After winning a primary election that effectively clinched the Republican presidential nomination, Donald Trump paused to laud a boyish-looking 35-year-old who ultimately proved to be an indispensable figure on the path to the White House.
"Honestly, Jared is a very successful real estate person. But I actually think he likes politics more than he likes real estate," Trump said of his son-in-law Jared Kushner, standing to his right during a victory speech after the Indiana party primary election in May. "But he's very good at politics."
Kushner, the slender, clean-cut New Jersey real estate scion who married Trump's daughter Ivanka in 2009, helped guide the Republican Trump to victory last week over Democrat Hillary Clinton and is poised to remain an influential adviser during his presidency.
Kushner emerged as an important voice early in Trump's campaign, launched in June 2015. He was involved in almost every aspect of Trump's campaign, offering advice on key personnel decisions, strategy, speeches, fundraising and other areas.
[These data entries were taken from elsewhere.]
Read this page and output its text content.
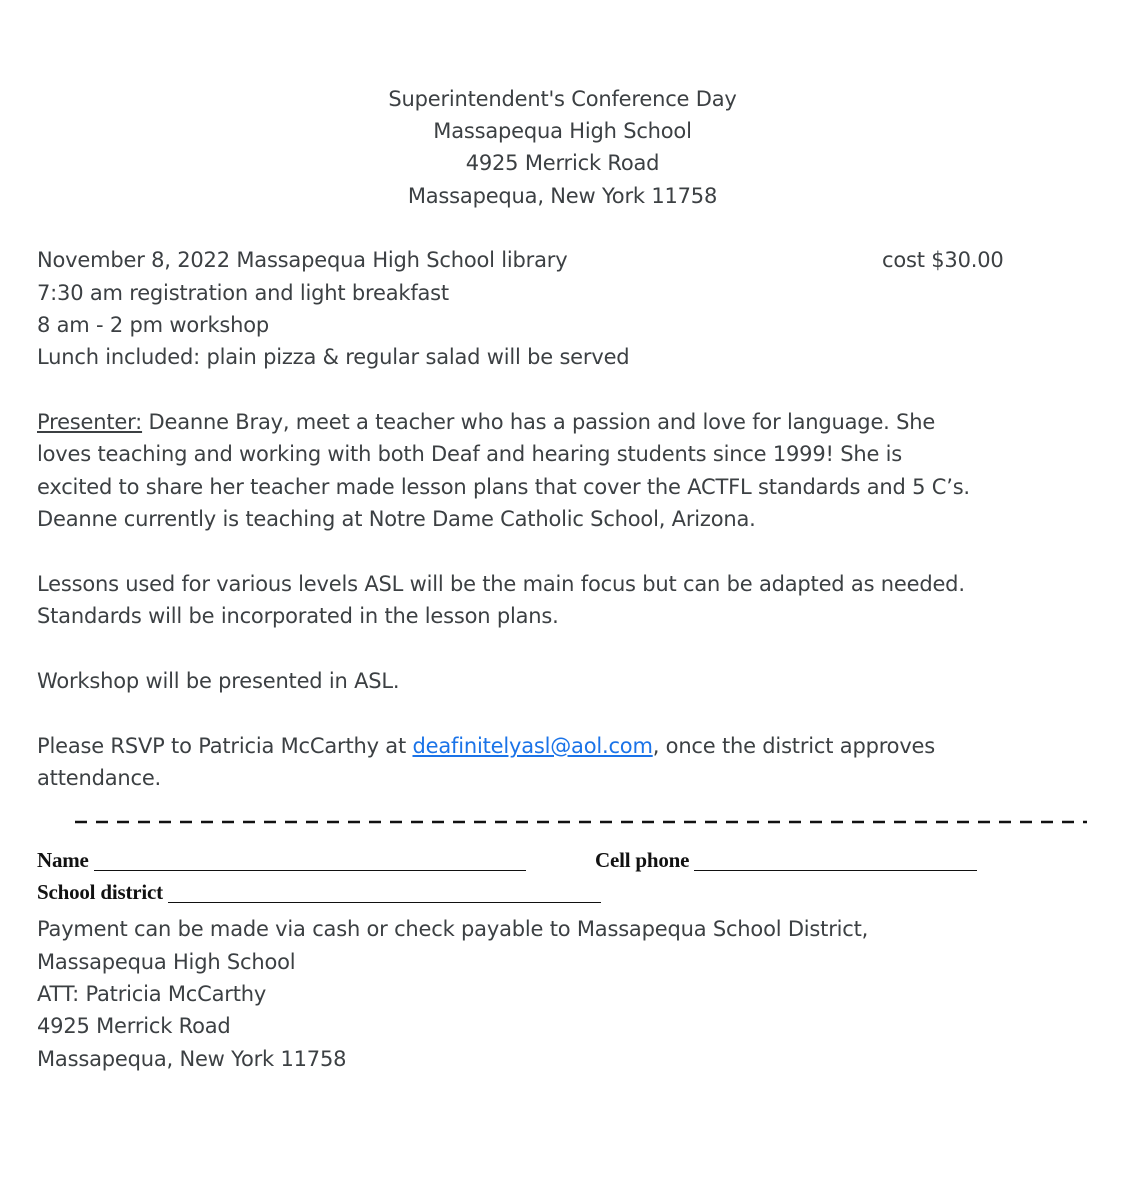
Superintendent's Conference Day
Massapequa High School
4925 Merrick Road
Massapequa, New York 11758
November 8, 2022 Massapequa High School library	cost $30.00
7:30 am registration and light breakfast
8 am - 2 pm workshop
Lunch included: plain pizza & regular salad will be served
Presenter: Deanne Bray, meet a teacher who has a passion and love for language. She
loves teaching and working with both Deaf and hearing students since 1999! She is
excited to share her teacher made lesson plans that cover the ACTFL standards and 5 C’s.
Deanne currently is teaching at Notre Dame Catholic School, Arizona.
Lessons used for various levels ASL will be the main focus but can be adapted as needed.
Standards will be incorporated in the lesson plans.
Workshop will be presented in ASL.
Please RSVP to Patricia McCarthy at deafinitelyasl@aol.com, once the district approves
attendance.
Name	Cell phone
School district
Payment can be made via cash or check payable to Massapequa School District,
Massapequa High School
ATT: Patricia McCarthy
4925 Merrick Road
Massapequa, New York 11758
Late in the campaign, he began laying the groundwork for a possible Trump-run television network, in the event his father-in-law lost, according to a person familiar with the matter.
Kushner spearheads his family's real estate development company, Kushner Companies, and is the publisher of the New York Observer weekly newspaper, which he acquired at age 25.
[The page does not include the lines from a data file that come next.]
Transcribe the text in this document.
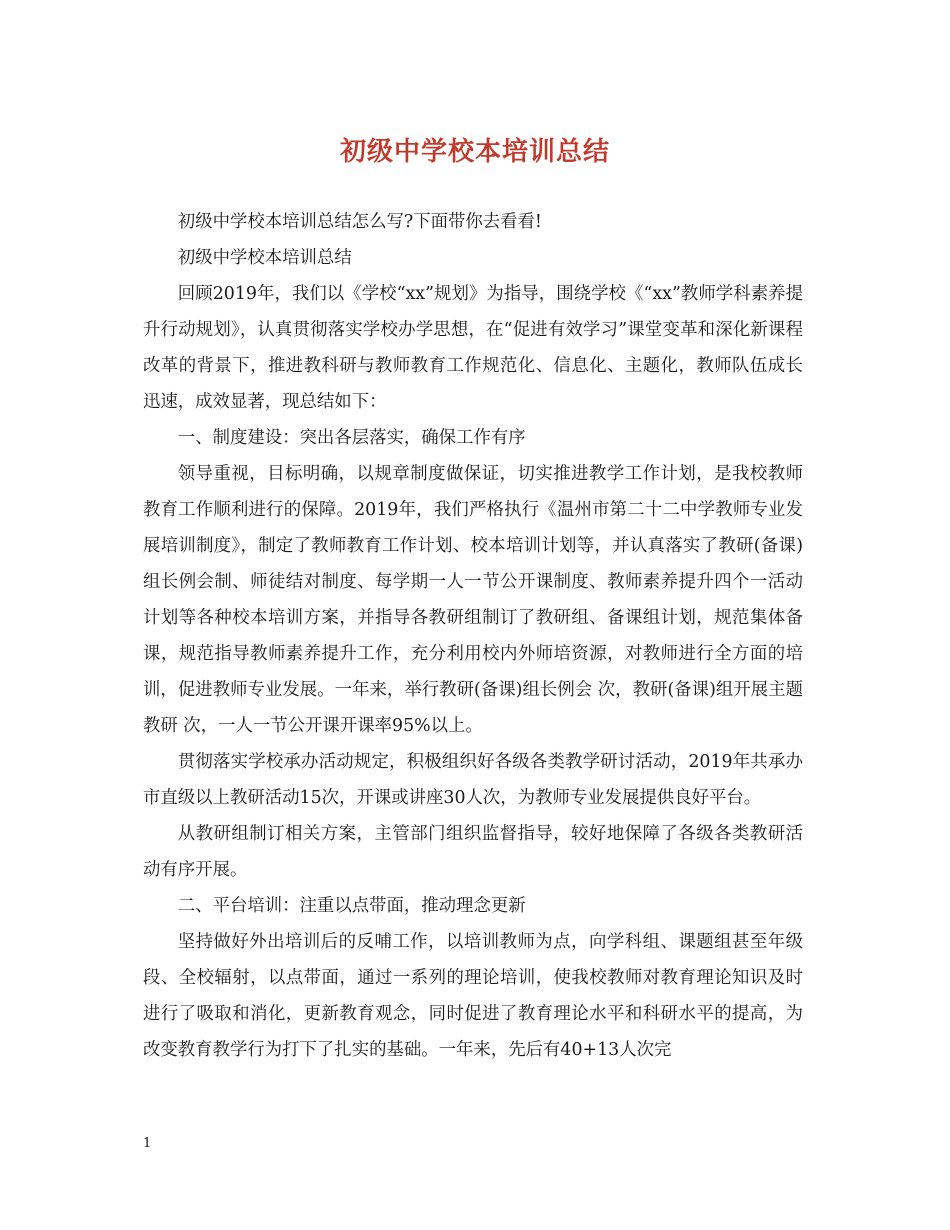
初级中学校本培训总结

初级中学校本培训总结怎么写?下面带你去看看!

初级中学校本培训总结

回顾2019年，我们以《学校“xx”规划》为指导，围绕学校《“xx”教师学科素养提升行动规划》，认真贯彻落实学校办学思想，在“促进有效学习”课堂变革和深化新课程改革的背景下，推进教科研与教师教育工作规范化、信息化、主题化，教师队伍成长迅速，成效显著，现总结如下：

一、制度建设：突出各层落实，确保工作有序

领导重视，目标明确，以规章制度做保证，切实推进教学工作计划，是我校教师教育工作顺利进行的保障。2019年，我们严格执行《温州市第二十二中学教师专业发展培训制度》，制定了教师教育工作计划、校本培训计划等，并认真落实了教研(备课)组长例会制、师徒结对制度、每学期一人一节公开课制度、教师素养提升四个一活动计划等各种校本培训方案，并指导各教研组制订了教研组、备课组计划，规范集体备课，规范指导教师素养提升工作，充分利用校内外师培资源，对教师进行全方面的培训，促进教师专业发展。一年来，举行教研(备课)组长例会 次，教研(备课)组开展主题教研 次，一人一节公开课开课率95%以上。

贯彻落实学校承办活动规定，积极组织好各级各类教学研讨活动，2019年共承办市直级以上教研活动15次，开课或讲座30人次，为教师专业发展提供良好平台。

从教研组制订相关方案，主管部门组织监督指导，较好地保障了各级各类教研活动有序开展。

二、平台培训：注重以点带面，推动理念更新

坚持做好外出培训后的反哺工作，以培训教师为点，向学科组、课题组甚至年级段、全校辐射，以点带面，通过一系列的理论培训，使我校教师对教育理论知识及时进行了吸取和消化，更新教育观念，同时促进了教育理论水平和科研水平的提高，为改变教育教学行为打下了扎实的基础。一年来，先后有40+13人次完

1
While a federal anti-nepotism law prohibits a president from hiring family members to serve in his administration, Kushner is set to remain a key insider and trusted confidant.
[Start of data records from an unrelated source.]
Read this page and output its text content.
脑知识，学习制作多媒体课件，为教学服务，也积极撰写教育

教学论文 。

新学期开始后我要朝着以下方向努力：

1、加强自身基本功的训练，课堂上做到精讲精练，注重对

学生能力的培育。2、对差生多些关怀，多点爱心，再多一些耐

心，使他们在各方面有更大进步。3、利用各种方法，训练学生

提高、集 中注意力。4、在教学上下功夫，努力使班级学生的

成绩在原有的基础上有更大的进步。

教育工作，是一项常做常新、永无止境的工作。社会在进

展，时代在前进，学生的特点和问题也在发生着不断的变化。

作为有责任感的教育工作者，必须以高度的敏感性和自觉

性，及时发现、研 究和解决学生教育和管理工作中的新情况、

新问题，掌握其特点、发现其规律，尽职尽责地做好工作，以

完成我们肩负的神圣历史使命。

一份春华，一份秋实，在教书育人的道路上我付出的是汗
Trump said on Wednesday he was not trying to get security clearance for his children, which would allow them access to classified government information.
"I am not trying to get 'top level security clearance' for my children. This was a typically false news story," the New York real estate magnate said in a Twitter post.
Trump was referring to media reports on Monday that he was seeking security clearance for three of his children and his son-in-law.
Such clearance would allow Trump to discuss matters of national security with his daughter, Ivanka, sons Eric and Donald Jr. and son-in-law Kushner. Federal law prohibits him from hiring family members to serve in his administration, but all four played key advisory roles through the campaign.
Trump has insisted that to avoid conflicts of interest, his children would run his sprawling business operations once he assumed the presidency.
Reince Priebus, appointed Trump's White House chief of staff on Sunday, told NBC's "Today" show on Monday that Kushner "obviously" will be very involved in decision-making. Kushner serves on Trump's transition executive committee.